Criptografia¶
A criptografia é uma técnica matemática que permite, entre outras coisas, garantir a confidencialidade, a autenticidade e a integridade de mensagens e documentos.
Criptografia é o estudo das técnicas de se comunicar de forma segura quando se tem alguém escutando o canal de comunicação. Historicamente, várias formas rudimentares de substituição de letras foram usadas para transmitir segredos entre impérios. Hoje em dia, qualquer técnica de criptografia relevante é feita através de manipulações matemáticas, derivados da teoria dos números, que transformam um bloco de informação contendo uma mensagem, imagem, documento, etc, em um bloco de tamanho semelhante mas completamente ininteligível.
O que impede a pessoa adversária (nome técnico dado a quem tenta quebrar a mensagem) de ler a mensagem não é o algoritmo de criptografia em si, isto é, às instruções de como embaralhar a mensagem. Em vez de proteger o método de embaralhamento, quem deseja sigilo para sua mensagem precisa manter somente um pequeno, mas importante ingrediente do processo em segredo: a chave de criptografia (no caso do cilindro de Jefferson, a chave é a ordem das letras nos discos).
A isto se dá o nome de criptografia simétrica, pois que os dois lados da conversa possam trocar mensagens de forma segura, têm que combinar a chave de antemão – pois de nada adianta compartilhar esse segredo num canal que se assume estar grampeado.
Com o advento da criptografia de chave pública, isso tornou-se desnecessário; os pesquisadores Whitfield Diffie e Martin Hellman criaram um sistema onde um par de chaves é gerado para cada lado da conversa; uma delas (a chave “pública”) serve para “lacrar” a mensagem; a outra (a chave “secreta” ou “privada”) serve para “abrir” tais mensagens. Dessa maneira, duas pessoas podem compartilhar suas chaves públicas por um canal inseguro sem que se possa usá-las para descriptografar as mensagens que passam em seguida.
Ubíqua e vital¶
Algoritmos de criptografia são blocos de construção essenciais para a segurança de nossas operações cotidianas na Internet, da infraestrutura de energia e das comunicações do governo, das transações bancárias e de mecanismos críticos do setor financeiro, e de muitas outras atividades importantes da sociedade.

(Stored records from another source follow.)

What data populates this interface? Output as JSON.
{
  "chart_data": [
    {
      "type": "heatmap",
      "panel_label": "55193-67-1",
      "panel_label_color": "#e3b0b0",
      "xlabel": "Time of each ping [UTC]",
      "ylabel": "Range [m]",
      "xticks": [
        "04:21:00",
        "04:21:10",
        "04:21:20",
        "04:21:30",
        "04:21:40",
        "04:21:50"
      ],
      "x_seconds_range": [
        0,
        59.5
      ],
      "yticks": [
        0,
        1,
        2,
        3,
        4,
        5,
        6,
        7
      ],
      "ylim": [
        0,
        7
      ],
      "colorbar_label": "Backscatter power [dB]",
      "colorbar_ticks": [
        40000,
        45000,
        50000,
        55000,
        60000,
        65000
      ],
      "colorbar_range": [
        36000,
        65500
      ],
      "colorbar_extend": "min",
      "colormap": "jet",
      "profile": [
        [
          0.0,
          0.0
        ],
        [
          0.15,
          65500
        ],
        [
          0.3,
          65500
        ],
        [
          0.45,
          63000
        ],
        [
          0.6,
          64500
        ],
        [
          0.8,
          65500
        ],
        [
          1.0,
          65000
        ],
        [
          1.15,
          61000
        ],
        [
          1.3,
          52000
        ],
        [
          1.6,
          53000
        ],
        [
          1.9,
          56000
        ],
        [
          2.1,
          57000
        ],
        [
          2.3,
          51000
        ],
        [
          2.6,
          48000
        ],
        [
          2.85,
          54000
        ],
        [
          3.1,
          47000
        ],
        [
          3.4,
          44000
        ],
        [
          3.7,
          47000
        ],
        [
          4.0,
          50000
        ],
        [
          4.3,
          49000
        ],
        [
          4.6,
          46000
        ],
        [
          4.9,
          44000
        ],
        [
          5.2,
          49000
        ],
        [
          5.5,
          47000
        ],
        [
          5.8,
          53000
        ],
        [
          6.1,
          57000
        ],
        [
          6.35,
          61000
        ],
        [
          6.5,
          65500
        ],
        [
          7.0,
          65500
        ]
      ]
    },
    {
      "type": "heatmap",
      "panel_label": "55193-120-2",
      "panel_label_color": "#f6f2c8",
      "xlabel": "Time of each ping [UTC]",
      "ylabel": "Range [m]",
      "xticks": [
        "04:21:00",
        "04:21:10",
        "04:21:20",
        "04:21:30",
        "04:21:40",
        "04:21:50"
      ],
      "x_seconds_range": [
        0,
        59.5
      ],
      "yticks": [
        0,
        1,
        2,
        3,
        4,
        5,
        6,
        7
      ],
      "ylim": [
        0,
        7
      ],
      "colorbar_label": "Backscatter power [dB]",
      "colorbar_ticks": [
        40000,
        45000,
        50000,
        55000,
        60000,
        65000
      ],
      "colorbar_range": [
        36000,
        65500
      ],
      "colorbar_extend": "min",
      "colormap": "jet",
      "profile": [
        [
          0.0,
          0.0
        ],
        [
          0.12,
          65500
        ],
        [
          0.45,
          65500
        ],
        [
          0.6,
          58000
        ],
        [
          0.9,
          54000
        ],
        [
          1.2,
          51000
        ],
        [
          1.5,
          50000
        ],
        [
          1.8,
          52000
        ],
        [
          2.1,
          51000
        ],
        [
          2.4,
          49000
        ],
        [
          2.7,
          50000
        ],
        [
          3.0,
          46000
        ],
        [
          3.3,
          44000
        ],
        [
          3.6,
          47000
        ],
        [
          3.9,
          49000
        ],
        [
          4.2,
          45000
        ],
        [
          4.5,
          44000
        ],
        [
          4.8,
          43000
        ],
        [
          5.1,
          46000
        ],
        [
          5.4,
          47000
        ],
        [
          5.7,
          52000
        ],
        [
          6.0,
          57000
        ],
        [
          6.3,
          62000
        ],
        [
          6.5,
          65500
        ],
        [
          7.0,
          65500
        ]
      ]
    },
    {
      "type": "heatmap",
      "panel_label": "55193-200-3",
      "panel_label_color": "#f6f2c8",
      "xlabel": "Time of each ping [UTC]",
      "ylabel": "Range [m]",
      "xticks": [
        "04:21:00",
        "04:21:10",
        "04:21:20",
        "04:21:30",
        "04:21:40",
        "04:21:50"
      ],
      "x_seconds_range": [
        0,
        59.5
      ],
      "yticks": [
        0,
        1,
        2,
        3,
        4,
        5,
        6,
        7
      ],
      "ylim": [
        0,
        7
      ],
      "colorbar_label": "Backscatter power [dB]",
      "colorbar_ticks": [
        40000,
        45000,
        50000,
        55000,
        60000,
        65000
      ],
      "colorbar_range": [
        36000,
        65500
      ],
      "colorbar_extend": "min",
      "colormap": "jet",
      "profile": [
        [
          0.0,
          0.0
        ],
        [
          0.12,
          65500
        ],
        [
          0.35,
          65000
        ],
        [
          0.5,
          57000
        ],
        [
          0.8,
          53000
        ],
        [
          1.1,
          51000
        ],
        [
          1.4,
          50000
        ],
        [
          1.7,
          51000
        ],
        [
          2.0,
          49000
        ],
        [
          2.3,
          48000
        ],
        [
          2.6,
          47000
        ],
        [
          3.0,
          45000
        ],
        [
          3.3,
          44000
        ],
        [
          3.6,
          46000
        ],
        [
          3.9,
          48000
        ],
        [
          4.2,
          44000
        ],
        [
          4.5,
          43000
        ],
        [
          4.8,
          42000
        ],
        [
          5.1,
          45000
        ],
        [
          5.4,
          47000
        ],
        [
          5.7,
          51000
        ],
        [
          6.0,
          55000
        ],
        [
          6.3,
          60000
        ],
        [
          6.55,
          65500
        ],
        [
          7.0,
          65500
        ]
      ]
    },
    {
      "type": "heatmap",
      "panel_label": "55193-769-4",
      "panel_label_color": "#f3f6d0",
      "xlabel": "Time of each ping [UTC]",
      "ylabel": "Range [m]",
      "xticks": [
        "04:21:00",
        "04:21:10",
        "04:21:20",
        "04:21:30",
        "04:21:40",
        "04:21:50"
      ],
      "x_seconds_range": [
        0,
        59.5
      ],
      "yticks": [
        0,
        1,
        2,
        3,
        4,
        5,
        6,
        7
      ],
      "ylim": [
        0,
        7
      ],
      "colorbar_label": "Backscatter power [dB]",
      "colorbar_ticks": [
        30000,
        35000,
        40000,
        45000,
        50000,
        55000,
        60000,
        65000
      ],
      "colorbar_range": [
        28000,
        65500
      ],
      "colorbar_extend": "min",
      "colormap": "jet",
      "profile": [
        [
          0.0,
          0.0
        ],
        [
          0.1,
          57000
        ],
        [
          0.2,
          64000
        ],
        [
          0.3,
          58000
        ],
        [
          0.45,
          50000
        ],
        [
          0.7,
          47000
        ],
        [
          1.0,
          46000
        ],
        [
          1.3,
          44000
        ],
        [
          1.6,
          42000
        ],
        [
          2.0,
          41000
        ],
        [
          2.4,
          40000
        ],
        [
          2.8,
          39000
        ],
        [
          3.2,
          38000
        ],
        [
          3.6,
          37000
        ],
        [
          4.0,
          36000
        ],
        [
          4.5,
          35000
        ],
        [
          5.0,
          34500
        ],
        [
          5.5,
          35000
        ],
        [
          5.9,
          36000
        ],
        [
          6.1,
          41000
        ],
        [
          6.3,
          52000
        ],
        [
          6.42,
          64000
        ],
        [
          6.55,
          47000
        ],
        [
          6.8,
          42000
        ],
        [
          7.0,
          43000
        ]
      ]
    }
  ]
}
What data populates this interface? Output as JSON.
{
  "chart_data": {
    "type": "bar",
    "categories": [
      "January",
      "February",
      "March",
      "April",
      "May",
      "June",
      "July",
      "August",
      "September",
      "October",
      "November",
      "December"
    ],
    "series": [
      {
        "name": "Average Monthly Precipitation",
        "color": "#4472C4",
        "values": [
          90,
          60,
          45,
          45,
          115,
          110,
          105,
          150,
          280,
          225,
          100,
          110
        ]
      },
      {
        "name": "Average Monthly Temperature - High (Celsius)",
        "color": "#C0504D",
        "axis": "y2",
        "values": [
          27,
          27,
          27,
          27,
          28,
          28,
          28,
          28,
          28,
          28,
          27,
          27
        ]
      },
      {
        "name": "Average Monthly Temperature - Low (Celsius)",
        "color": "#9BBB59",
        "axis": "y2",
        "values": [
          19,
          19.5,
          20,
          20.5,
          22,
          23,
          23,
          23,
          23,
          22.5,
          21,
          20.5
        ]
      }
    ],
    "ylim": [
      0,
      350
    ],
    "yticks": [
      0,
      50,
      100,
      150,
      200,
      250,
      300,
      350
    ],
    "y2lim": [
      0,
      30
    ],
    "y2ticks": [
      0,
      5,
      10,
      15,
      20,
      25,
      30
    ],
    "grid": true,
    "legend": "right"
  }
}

Quando se usa qualquer serviço moderno de comunicação pela Internet, como Whatsapp e Gmail, ou sistemas de online banking, a criptografia está presente. Além de prover o sigilo de mensagens, a mesma técnica matemática pode ser usada também para autenticação: uma pessoa ou organização pode assinar uma mensagem digitalmente usando sua chave secreta, e quem quer que possua sua chave pública (que pode estar publicada no site da pessoa/organização) será capaz de confirmar que ela veio de fato de quem diz ter vindo. Aplicativos que usam criptografia fim-a-fim / ponta-a-ponta (como o Whatsapp, o Signal, o PGP e o GnuPG) criam essas chaves no próprio aparelho das pessoas que querem se comunicar. O servidor, então, passa a não ter acesso ao conteúdo das mensagens, embora ainda tenha a alguns metadados (como o dia e hora da mensagem, remetente e destinatário).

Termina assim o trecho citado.